Which if this was an Iranian attack makes it a retaliation.

[0] http://www.cbc.ca/news/technology/flame-virus-hit-iran-s-oil...

>one is seen as a retaliation and the other as preemptive aggression

I don't think so. This fire has been burning for a very long time.

How is it a relaliation, which still is far from ethical, if it was to Saudi Arabia, and a non-military building at that?
> How is it a retaliation

well, there is plenty of bad blood and a history of conflict.

https://en.wikipedia.org/wiki/Iran–Saudi_Arabia_relations

this is just one more event to add to the record.
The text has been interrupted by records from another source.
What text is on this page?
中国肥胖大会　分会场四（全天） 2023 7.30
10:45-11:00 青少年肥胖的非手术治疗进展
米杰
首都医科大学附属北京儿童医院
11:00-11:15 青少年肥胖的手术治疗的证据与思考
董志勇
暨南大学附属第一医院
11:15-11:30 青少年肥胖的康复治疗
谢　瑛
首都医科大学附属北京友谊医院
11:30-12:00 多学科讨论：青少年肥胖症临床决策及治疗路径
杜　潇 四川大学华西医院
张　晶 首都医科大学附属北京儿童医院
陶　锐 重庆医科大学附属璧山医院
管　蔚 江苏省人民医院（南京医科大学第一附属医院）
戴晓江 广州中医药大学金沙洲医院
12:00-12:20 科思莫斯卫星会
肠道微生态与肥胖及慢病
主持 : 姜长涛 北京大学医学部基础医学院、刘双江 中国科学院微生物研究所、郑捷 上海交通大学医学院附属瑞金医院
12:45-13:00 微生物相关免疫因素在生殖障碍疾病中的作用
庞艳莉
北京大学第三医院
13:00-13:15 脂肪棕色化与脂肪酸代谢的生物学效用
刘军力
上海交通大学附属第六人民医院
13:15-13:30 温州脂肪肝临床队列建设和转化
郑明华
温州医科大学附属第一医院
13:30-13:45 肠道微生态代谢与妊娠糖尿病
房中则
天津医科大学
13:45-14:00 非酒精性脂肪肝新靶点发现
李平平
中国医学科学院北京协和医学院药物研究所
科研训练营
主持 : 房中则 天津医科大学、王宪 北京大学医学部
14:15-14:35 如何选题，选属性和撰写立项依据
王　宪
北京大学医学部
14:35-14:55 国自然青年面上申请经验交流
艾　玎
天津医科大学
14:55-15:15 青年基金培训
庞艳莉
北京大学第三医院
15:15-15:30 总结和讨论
But stuxnet has not been attributed to Saudis, but Israel + US, so I’m not following this chain.
saudi is a longtime ally to the us, each offering material support to ther other in conflicts that have involved iran, it's allies or it's interests.

it also seems unlikely to me that saudi intelligence and other forms of support were not utilized in the planning, development and deployment of stuxnet (among other things).

What about UK? NZ? Kurds? US has many allies, but that doesn’t mean they’re involved in stuxnet. In fact, operationally you’re more likely to fail or leak the more hands you have in the pie. Saudis aren’t known for their technological prowess as much as Israel, so none of this makes sense to me.